Using Visuals to Improve Communication in Multi-disciplinary Teams
Description: Guillermo J. Tearney, MD, PhD (Professor of Pathology, Harvard Medical School) brings his expertise in research, medical imaging, and engineering to discuss how BioRender has helped his team communicate their science better within team and in all media - posters, presentations, and grants!
This webinar was recorded at VISUALIZE 2021, a virtual BioRender event dedicated to advancing communication in science.
And it's with great pleasure that I introduce our next speaker, Dr. Guillermo Tearney. Dr. Tearney is a professor of pathology at Harvard Medical School with an amazing wide background in research, medical imaging, and engineering. Dr. Tearney has over a hundred granted patents and licenses resulting in commercial medical devices. He has served as a principal investigator on over 40 grants and published more than 150 papers in peer-reviewed interventional journals with strong standards on how he displays and communicates the science. We're excited for Dr. Tearney to speak with us today in this next session. So without further ado, Dr. Tearney over to you.
As was mentioned, I'm a pathologist and an engineer, and my career has really been in part motivated by the book and the movie called Fantastic Voyage. Right now, as pathologists, the standard of care is that tissue is taken outside of the body and we look at it under a microscope after it's been processed and stained, and that's how disease diagnosis is given to patients. But the Fantastic Voyage sort of opened up our imaginations to ask the question: what if we could miniaturize little microscopes and put them inside the body?

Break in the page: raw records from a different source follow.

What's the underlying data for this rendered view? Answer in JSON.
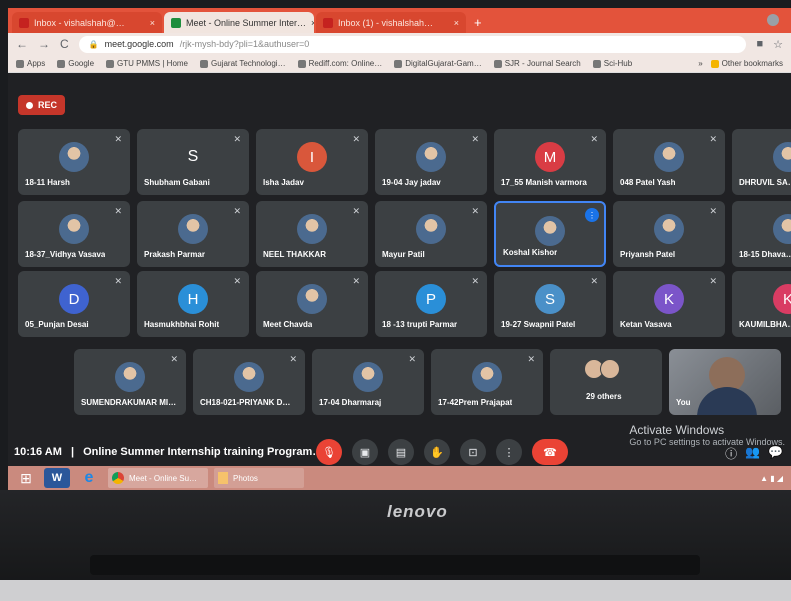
{
  "browser": {
    "tabs": [
      {
        "label": "Inbox - vishalshah@…",
        "active": false
      },
      {
        "label": "Meet - Online Summer Inter…",
        "active": true
      },
      {
        "label": "Inbox (1) - vishalshah…",
        "active": false
      }
    ],
    "new_tab": "+",
    "url_host": "meet.google.com",
    "url_path": "/rjk-mysh-bdy?pli=1&authuser=0",
    "bookmarks": [
      "Apps",
      "Google",
      "GTU PMMS | Home",
      "Gujarat Technologi…",
      "Rediff.com: Online…",
      "DigitalGujarat-Gam…",
      "SJR - Journal Search",
      "Sci-Hub"
    ],
    "other_bookmarks": "Other bookmarks"
  },
  "meet": {
    "rec_label": "REC",
    "participants": [
      {
        "name": "18-11 Harsh",
        "type": "photo"
      },
      {
        "name": "Shubham Gabani",
        "type": "letter",
        "letter": "S",
        "color": ""
      },
      {
        "name": "Isha Jadav",
        "type": "letter",
        "letter": "I",
        "color": "#d9573b"
      },
      {
        "name": "19-04 Jay jadav",
        "type": "photo"
      },
      {
        "name": "17_55 Manish varmora",
        "type": "letter",
        "letter": "M",
        "color": "#d93c44"
      },
      {
        "name": "048 Patel Yash",
        "type": "photo"
      },
      {
        "name": "DHRUVIL SA…",
        "type": "photo"
      },
      {
        "name": "18-37_Vidhya Vasava",
        "type": "photo"
      },
      {
        "name": "Prakash Parmar",
        "type": "photo"
      },
      {
        "name": "NEEL THAKKAR",
        "type": "photo"
      },
      {
        "name": "Mayur Patil",
        "type": "photo"
      },
      {
        "name": "Koshal Kishor",
        "type": "photo",
        "highlight": true
      },
      {
        "name": "Priyansh Patel",
        "type": "photo"
      },
      {
        "name": "18-15 Dhava…",
        "type": "photo"
      },
      {
        "name": "05_Punjan Desai",
        "type": "letter",
        "letter": "D",
        "color": "#3f63d0"
      },
      {
        "name": "Hasmukhbhai Rohit",
        "type": "letter",
        "letter": "H",
        "color": "#2a8fd8"
      },
      {
        "name": "Meet Chavda",
        "type": "photo"
      },
      {
        "name": "18 -13 trupti Parmar",
        "type": "letter",
        "letter": "P",
        "color": "#2a8fd8"
      },
      {
        "name": "19-27 Swapnil Patel",
        "type": "letter",
        "letter": "S",
        "color": "#4a90c8"
      },
      {
        "name": "Ketan Vasava",
        "type": "letter",
        "letter": "K",
        "color": "#7b55c9"
      },
      {
        "name": "KAUMILBHA…",
        "type": "letter",
        "letter": "K",
        "color": "#d93c63"
      },
      {
        "name": "SUMENDRAKUMAR MI…",
        "type": "photo"
      },
      {
        "name": "CH18-021-PRIYANK D…",
        "type": "photo"
      },
      {
        "name": "17-04 Dharmaraj",
        "type": "photo"
      },
      {
        "name": "17-42Prem Prajapat",
        "type": "photo"
      },
      {
        "name": "29 others",
        "type": "others"
      },
      {
        "name": "You",
        "type": "self"
      }
    ],
    "time": "10:16 AM",
    "separator": "|",
    "meeting_title": "Online Summer Internship training Program…",
    "activate_title": "Activate Windows",
    "activate_sub": "Go to PC settings to activate Windows."
  },
  "taskbar": {
    "chrome_label": "Meet - Online Su…",
    "photos_label": "Photos"
  },
  "laptop": {
    "brand": "lenovo"
  }
}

And then we could see these microscopic structures like cells that are the hallmarks or the aberrations of which, or the hallmarks of disease. And maybe even then, we can potentially image the whole body if we can travel through it and do treatment on the cellular level, which ultimately would allow us to cure diseases at a much earlier stage and save lots of lives.
So, this vision has given rise to a field called micro-imaging. The idea is to see the unseen in living patients. Right now, you can see that the imaging comprises macroscopic. You can do x-rays or CT scans or MRI, where you see organ level disease. But what I'd like to be able to do is see disease at the microscopic scale. On this master slide, there is a scale bar that shows you different sizes going from 10 millimeters down to one angstrom. These epithelium glands, nerves, vessels, nucleus, mitochondria are different features that you can see in tissue as you go down and increase your resolution to higher and higher magnifications. The technologies that we've developed that allow you to do this in the human body and see the unseen, there is one of them called Optical Coherence Tomography, which images at about 10-micron resolution. At higher resolution, you can see individual cells. This one is called spectrally encoded confocal microscopy and oblique backscattering microscopy. And then finally, even higher resolution and dynamic information can be obtained using a technology called one-micron resolution OCT or micro OCT.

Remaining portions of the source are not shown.